Georgia is in the Caucasus region of Eurasia. Located at the crossroads of Western Asia and Eastern Europe, it is bounded to the west by the Black Sea, to the north by Russia, to the south by Turkey and Armenia, and to the southeast by Azerbaijan. The capital and largest city is Tbilisi. Georgia covers a territory of 69,700 square kilometres (26,911 sq mi), and its 2016 population is about 3.72 million. Georgia is a unitary, semi-presidential republic, with the government elected through a representative democracy. Between 1921 and declaring independence in April 1991, Georgia was part of the old Soviet Union (U.S.S.R.).
Korakhashvili was able to “like” and post on my timeline because my Facebook privacy settings were set to “public” and not limited to “friends” or friends of friends liking and posting on my Facebook page. Frankly, while I review my settings on occasion, I’ve never tried to fine tune them to the extent that all my posts are targeted at specific audiences in terms of who can respond and who can’t. It could be done.
Considering I had posted the Taibbi article less than minute earlier and the local time in Tbilisi is nine hours ahead of Central Daylight Time here in Manitoba, making it between 5 a.m. and 6 a.m. in Georgia, I wondered if Keti Korakhashvili, if that is her name, is some kind of Internet troll, tipped off by some algorithm gobbling bot perhaps, a bot who picked up on keywords in posts and/or combinations of names, words, etc.? Maybe in this case Matt Taibbi and Rolling Stone were flagged in combination along with Trump, Putin, Russia and the United States?

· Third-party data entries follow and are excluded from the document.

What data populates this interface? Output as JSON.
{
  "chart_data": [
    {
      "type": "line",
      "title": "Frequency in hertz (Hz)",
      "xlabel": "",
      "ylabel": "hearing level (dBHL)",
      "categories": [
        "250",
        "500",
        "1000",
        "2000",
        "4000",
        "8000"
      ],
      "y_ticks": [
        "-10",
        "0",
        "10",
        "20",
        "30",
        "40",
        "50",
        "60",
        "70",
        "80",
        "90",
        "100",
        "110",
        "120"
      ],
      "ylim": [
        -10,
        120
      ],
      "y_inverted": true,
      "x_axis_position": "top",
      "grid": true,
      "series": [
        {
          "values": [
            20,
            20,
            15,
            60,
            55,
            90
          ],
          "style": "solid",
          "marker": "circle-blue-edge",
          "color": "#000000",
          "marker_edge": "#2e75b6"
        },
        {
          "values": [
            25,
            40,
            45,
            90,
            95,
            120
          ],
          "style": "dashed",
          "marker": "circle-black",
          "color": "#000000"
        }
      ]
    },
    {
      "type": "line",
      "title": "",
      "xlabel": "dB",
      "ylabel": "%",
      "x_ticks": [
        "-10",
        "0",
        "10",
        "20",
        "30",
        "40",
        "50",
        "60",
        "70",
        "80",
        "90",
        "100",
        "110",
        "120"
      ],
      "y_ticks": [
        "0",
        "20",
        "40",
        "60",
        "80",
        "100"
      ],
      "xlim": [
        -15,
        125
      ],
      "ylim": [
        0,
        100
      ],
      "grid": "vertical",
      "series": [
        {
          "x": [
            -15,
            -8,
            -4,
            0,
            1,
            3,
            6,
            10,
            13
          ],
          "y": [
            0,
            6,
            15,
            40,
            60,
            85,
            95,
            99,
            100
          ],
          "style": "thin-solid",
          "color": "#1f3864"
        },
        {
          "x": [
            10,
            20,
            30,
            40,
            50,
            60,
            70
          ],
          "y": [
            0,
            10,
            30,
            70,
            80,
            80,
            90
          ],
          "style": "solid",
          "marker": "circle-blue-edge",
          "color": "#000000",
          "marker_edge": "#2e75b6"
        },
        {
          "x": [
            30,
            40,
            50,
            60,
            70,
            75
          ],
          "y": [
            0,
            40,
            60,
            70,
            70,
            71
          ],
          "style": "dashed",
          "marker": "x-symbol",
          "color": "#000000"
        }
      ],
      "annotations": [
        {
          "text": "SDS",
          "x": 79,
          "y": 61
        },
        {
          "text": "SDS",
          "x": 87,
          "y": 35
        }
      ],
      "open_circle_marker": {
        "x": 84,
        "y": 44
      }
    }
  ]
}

Questions, questions, so many questions, and so few answers in the Year of the Alternative Fact.
Korakhashvili used my posting of the Taibbi article as an opportunity to “like” and comment on my post. Her Facebook page itself looks like it might be legit and not some sort of fake profile such as I see from time to time when one of my old but wouldn’t you know it bogus Facebook “friends” is stranded in (fill in the blank for city) and needs some money, although they seem to all of a sudden have few Facebook friends of their own.
Not reading the Russian Cyrillic script alphabet, it’s kind of hard to be sure about any of this. But Korakhashvili’s photos did lead me to some nice pictures of Holy Trinity Cathedral in Tbilisi, commonly known as Sameba Cathedral, the main cathedral of the Orthodox Church in Georgia, and Kolkheti Restaurant in Tbilisi.
Then, lo and behold, someone claiming to be Tamo Ratiani from Mestia, also in Georgia, and about 450 kilometres northwest of Tbilisi, “liked” another post I had added to Facebook a few hours after the Taibbi article, but also commented by posting an identical link to Korakhashvili’s on the 2007 NBC Nightly News piece with then anchor Brian Williams on what life might be like now in 2017 with advances in RFID chips and face recognition software.